"Attacco agli Usa: complotto di 45 medici"

Scotland Yard rivela gli inquietanti messaggi internet lanciati da tre
integralisti islamici arrestati per incitamento al terrorismo. Nel mirino della "guerra santa" locali pubblici in Florida o obiettivi
navali come la portaerei Kennedy, spesso attraccata alla base di
Jacksonville

Londra - Piccoli Al Zawahiri crescono. Sul modello del medico egiziano (il braccio destro di Osama Bin Laden), che mercoledì è riapparso in video esortando i combattenti a unirsi e a sostenere la jihad, le nuove leve del terrorismo islamico sembrano avere una caratteristica in comune: la passione, oltre che per il terrore, per la medicina. Lo hanno dimostrato le inchieste londinesi seguite agli sventati attentati della settimana scorsa e lo dimostrerebbe anche una nuova scoperta di Scotland Yard: un gruppo di medici intendeva attaccare gli Stati Uniti con autobomba in stile iracheno. Nel mirino, fra i target più ghiotti individuati dai terroristi, la base navale in Florida.

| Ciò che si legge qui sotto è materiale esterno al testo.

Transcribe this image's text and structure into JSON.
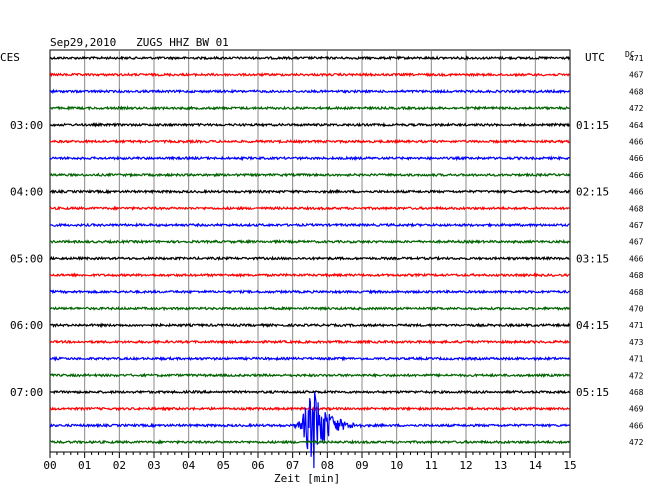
{
  "chart_data": {
    "type": "line",
    "title": "Sep29,2010   ZUGS HHZ BW 01",
    "left_timezone": "CES",
    "right_timezone": "UTC",
    "dc_label": "DC",
    "xlabel": "Zeit [min]",
    "xlim": [
      0,
      15
    ],
    "x_ticks": [
      "00",
      "01",
      "02",
      "03",
      "04",
      "05",
      "06",
      "07",
      "08",
      "09",
      "10",
      "11",
      "12",
      "13",
      "14",
      "15"
    ],
    "trace_colors": [
      "#000000",
      "#ff0000",
      "#0000ff",
      "#006400"
    ],
    "left_hour_labels": [
      {
        "trace": 4,
        "label": "03:00"
      },
      {
        "trace": 8,
        "label": "04:00"
      },
      {
        "trace": 12,
        "label": "05:00"
      },
      {
        "trace": 16,
        "label": "06:00"
      },
      {
        "trace": 20,
        "label": "07:00"
      }
    ],
    "right_hour_labels": [
      {
        "trace": 4,
        "label": "01:15"
      },
      {
        "trace": 8,
        "label": "02:15"
      },
      {
        "trace": 12,
        "label": "03:15"
      },
      {
        "trace": 16,
        "label": "04:15"
      },
      {
        "trace": 20,
        "label": "05:15"
      }
    ],
    "dc_values": [
      471,
      467,
      468,
      472,
      464,
      466,
      466,
      466,
      466,
      468,
      467,
      467,
      466,
      468,
      468,
      470,
      471,
      473,
      471,
      472,
      468,
      469,
      466,
      472
    ],
    "events": [
      {
        "trace": 22,
        "start_min": 7.0,
        "peak_min": 7.6,
        "end_min": 9.0,
        "peak_amplitude": 1.0
      }
    ],
    "grid": true
  }
}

Portare la Guerra santa negli Stati Uniti. E farlo - come è avvenuto a Londra - trincerandosi dietro un ruolo insospettabile. I medici assoldati per la causa del terrorismo islamico sono diventati un incubo, materializzatosi ieri in maniera ancora più definita e inquietante. «Siamo 45 medici e siamo determinati a intraprendere la jihad e a portare la battaglia negli Stati Uniti», recitava il messaggio delirante lasciato dai terroristi in una chat su Internet. Le trame degli integralisti sono state svelate al termine del processo che ha visto ieri dietro le sbarre - prima volta nel Regno Unito - tre imputati per cyberterrorismo, ossia per incitamento al terrorismo tramite il web. I dettagli delle conversazioni, dello scambio di messaggi tra i fondamentalisti, sono stati trovati a casa di Younis Tsouli, 23 anni, uno dei tre rei confessi ieri sotto processo a Woolwich, Londra.

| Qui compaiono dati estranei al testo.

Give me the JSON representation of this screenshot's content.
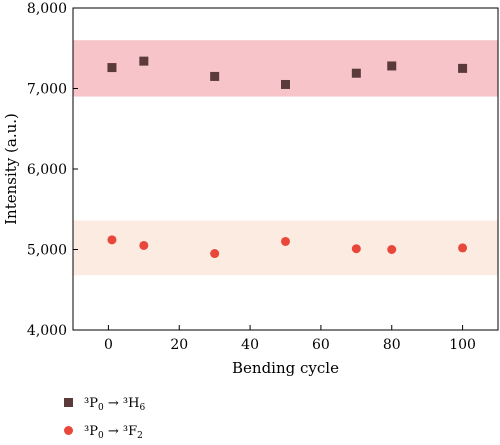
{
  "chart_data": {
    "type": "scatter",
    "xlabel": "Bending cycle",
    "ylabel": "Intensity (a.u.)",
    "xlim": [
      -10,
      110
    ],
    "ylim": [
      4000,
      8000
    ],
    "x_ticks": [
      0,
      20,
      40,
      60,
      80,
      100
    ],
    "y_ticks": [
      4000,
      5000,
      6000,
      7000,
      8000
    ],
    "x_tick_labels": [
      "0",
      "20",
      "40",
      "60",
      "80",
      "100"
    ],
    "y_tick_labels": [
      "4,000",
      "5,000",
      "6,000",
      "7,000",
      "8,000"
    ],
    "grid": false,
    "legend_position": "below-left",
    "bands": [
      {
        "y0": 6900,
        "y1": 7600,
        "color": "#f7c4c9"
      },
      {
        "y0": 4680,
        "y1": 5360,
        "color": "#fcebe1"
      }
    ],
    "series": [
      {
        "legend_prefix": "³P",
        "legend_sub1": "0",
        "legend_arrow": "→",
        "legend_mid": "³H",
        "legend_sub2": "6",
        "marker": "square",
        "color": "#5a3a3a",
        "x": [
          1,
          10,
          30,
          50,
          70,
          80,
          100
        ],
        "y": [
          7260,
          7340,
          7150,
          7050,
          7190,
          7280,
          7250
        ]
      },
      {
        "legend_prefix": "³P",
        "legend_sub1": "0",
        "legend_arrow": "→",
        "legend_mid": "³F",
        "legend_sub2": "2",
        "marker": "circle",
        "color": "#e8473a",
        "x": [
          1,
          10,
          30,
          50,
          70,
          80,
          100
        ],
        "y": [
          5120,
          5050,
          4950,
          5100,
          5010,
          5000,
          5020
        ]
      }
    ]
  }
}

«Il primo obiettivo che verrà penetrato da nove fratelli è la base navale che dà rifugio alla “Kennedy”», si legge nei messaggi comparsi sulla rete. Gli inquirenti sono certi che il riferimento è chiaro: la nave di cui parlano gli estremisti è la portaerei «Uss John F. Kennedy», spesso attraccata alla base Mayport di Jacksonville, in Florida. E i dettagli sui target da colpire sono precisi, come nel caso di un locale: «Si tratta di club di donne nude, di fronte alla prima e alla terza unità».

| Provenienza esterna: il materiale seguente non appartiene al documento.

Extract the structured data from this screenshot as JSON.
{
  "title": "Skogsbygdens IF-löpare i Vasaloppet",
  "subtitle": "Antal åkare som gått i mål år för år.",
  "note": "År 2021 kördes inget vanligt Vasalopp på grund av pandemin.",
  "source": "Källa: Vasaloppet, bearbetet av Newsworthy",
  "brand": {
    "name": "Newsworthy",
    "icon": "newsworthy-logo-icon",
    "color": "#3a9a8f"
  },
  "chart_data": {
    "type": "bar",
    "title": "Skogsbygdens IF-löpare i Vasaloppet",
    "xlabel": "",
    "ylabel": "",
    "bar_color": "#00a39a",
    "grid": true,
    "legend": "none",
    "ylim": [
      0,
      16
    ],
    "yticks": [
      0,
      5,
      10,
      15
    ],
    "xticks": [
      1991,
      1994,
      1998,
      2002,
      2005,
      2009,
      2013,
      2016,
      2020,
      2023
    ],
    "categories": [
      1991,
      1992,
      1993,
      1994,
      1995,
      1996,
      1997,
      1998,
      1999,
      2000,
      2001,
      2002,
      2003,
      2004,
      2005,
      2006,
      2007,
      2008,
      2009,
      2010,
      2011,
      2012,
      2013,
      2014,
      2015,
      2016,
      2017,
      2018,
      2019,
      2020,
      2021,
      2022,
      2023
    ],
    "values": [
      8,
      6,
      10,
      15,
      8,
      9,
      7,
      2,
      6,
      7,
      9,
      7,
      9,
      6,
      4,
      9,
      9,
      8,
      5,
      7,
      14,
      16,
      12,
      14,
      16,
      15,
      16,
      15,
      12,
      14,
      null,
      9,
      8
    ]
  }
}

Secondo gli investigatori, l’«abberrante» impiego di medici da parte di Al Qaida potrebbe rientrare in un piano messo a punto tre anni fa. Tariq Daour, 21 anni, l’altro dei tre condannati ieri, all’interno della cui abitazione sono state trovate istruzioni dettagliate per la creazione di esplosivo e veleni, sarebbe stato esortato in uno dei messaggi trovati sul suo computer a diventare «il nuovo Bin Laden».
E mentre la rete dei medici di Al Qaida preoccupa sempre più l’intelligence internazionale, nuovi particolari emergono dalle indagini londinesi, indirizzate ora a scoprire quali siano i collegamenti fra gli otto arrestati. Secondo le prime ricostruzioni, quattro di loro si sarebbero incontrati nel 2005 a Cambridge, e forse proprio in quell’occasione avrebbero dato vita alla cellula che poi ha tentato le stragi di Londra e Glasgow.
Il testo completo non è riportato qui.